From their inception in Harlem, the Numbers made their way not just to northern cities but to southern cities too, including Nashville; and so by the 1940s, my mother and her siblings were familiar with the Numbers. Surely, Mama occasionally played some numbers as a young woman, even as she soaked up can-do lessons from her father. Family members recall that her older brother Napoleon was briefly a runner. But no one remembers my mother taking any keen interest in the business back then. “I don’t think Fannie fooled with the Numbers down South,” recalls Aunt Florence. “She got in it here, in Detroit.”
That makes sense. Fannie was a colored girl from a good, working-class family of brown-skinned folks, coming of age in the 1930s and 40s. As was the norm, she married her childhood sweetheart, John Thomas Mathew Davis, when she was 18, and within seven months, their first child, a girl, was born. I wonder what my mother’s life choices might have been had she not gotten pregnant, had held off marriage, had been able to do the thing she’d desperately longed to do—attend Vanderbilt University, major in history.
Anyway, two years later, another daughter was born, and four years after that, on their sixth anniversary in 1952, my parents had a son.

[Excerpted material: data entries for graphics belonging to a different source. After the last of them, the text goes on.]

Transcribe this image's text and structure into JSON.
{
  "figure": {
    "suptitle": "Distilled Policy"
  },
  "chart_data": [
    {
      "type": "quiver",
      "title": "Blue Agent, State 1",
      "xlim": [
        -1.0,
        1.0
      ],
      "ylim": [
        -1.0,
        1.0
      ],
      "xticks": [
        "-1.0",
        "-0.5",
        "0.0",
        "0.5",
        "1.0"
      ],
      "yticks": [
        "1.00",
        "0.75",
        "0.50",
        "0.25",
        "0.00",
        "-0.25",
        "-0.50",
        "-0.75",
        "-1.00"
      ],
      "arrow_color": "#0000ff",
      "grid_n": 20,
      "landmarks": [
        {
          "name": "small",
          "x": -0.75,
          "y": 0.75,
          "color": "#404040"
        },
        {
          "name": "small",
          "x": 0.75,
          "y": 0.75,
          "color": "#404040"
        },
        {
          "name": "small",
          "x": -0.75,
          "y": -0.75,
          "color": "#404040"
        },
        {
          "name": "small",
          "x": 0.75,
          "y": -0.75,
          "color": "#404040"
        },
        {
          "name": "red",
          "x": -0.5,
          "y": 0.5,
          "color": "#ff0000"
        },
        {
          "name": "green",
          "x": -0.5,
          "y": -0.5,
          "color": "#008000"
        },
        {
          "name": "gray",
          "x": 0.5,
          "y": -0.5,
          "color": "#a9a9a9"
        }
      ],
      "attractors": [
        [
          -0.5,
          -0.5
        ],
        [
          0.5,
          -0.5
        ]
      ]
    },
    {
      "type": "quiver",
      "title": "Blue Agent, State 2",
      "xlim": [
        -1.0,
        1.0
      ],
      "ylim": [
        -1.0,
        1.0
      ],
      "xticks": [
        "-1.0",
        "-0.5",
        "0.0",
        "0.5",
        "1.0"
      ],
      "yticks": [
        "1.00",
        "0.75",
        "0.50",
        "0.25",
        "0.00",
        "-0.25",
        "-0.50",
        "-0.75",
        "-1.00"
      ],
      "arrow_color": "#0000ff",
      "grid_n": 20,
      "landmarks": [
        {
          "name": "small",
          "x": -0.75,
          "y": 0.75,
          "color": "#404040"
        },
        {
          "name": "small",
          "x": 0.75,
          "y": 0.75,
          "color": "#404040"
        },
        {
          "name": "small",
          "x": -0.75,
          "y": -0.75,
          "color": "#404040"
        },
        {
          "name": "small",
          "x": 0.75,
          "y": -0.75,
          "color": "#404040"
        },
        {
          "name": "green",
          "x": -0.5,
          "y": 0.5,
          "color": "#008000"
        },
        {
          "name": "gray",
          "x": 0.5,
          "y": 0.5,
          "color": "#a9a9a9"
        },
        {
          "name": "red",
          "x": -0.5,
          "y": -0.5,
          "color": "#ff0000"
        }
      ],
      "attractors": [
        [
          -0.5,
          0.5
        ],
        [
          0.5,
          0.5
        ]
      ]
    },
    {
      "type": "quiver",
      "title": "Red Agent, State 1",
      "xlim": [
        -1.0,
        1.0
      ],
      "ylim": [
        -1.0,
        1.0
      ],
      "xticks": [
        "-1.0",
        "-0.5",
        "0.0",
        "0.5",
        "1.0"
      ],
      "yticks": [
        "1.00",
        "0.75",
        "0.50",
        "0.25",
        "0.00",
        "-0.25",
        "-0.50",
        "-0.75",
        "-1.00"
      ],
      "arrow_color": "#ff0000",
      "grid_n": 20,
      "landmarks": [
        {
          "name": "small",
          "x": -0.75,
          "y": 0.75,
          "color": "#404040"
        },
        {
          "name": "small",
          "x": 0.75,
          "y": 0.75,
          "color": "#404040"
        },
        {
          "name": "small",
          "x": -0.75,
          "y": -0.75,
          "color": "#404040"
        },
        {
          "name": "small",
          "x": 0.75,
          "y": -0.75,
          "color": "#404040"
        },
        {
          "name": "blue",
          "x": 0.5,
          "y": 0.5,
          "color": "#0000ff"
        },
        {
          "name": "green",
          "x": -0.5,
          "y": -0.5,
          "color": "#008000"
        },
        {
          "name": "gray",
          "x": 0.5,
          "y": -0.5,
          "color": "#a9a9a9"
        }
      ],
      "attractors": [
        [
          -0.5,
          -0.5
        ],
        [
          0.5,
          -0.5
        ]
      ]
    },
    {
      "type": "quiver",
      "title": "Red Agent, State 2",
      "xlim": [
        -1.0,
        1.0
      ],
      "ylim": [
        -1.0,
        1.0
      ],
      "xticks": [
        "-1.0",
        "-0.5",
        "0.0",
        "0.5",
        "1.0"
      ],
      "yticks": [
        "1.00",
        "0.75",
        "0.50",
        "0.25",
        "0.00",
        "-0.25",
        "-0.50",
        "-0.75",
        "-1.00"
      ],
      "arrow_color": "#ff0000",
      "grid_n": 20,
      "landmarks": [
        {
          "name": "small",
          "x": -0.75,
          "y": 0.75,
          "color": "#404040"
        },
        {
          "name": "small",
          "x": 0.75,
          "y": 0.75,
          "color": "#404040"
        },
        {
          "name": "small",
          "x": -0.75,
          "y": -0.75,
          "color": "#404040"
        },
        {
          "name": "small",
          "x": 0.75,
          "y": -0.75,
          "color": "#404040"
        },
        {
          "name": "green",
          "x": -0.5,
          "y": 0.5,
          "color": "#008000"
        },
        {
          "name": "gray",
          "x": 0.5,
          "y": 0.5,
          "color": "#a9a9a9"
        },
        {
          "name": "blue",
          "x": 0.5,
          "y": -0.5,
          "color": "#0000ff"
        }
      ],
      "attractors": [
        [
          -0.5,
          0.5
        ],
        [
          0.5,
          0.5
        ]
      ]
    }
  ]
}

Fannie was 24, with three children under the age of six. John T., as everyone called him, was 26. Given that my grandfather had taught his son-in-law how to plaster and paint, he had decent, honest work that mostly sustained the young family for several years; but my father wasn’t entrepreneurial, and working for my grandfather didn’t allow him to fully support his own growing family. Nor could he count on the low-paying, menial work available to a black man in the South with no more than a high school education.
Besides, Fannie wanted more. When exactly did the idea to migrate north first take hold in her? Maybe it came shortly after Brown v. Board of Education in 1954, when the Supreme Court got rid of separate but equal education. Maybe that spurred Mama to aspire to more, to trust that certain parts of this country were inching toward making good on its Constitutional promise.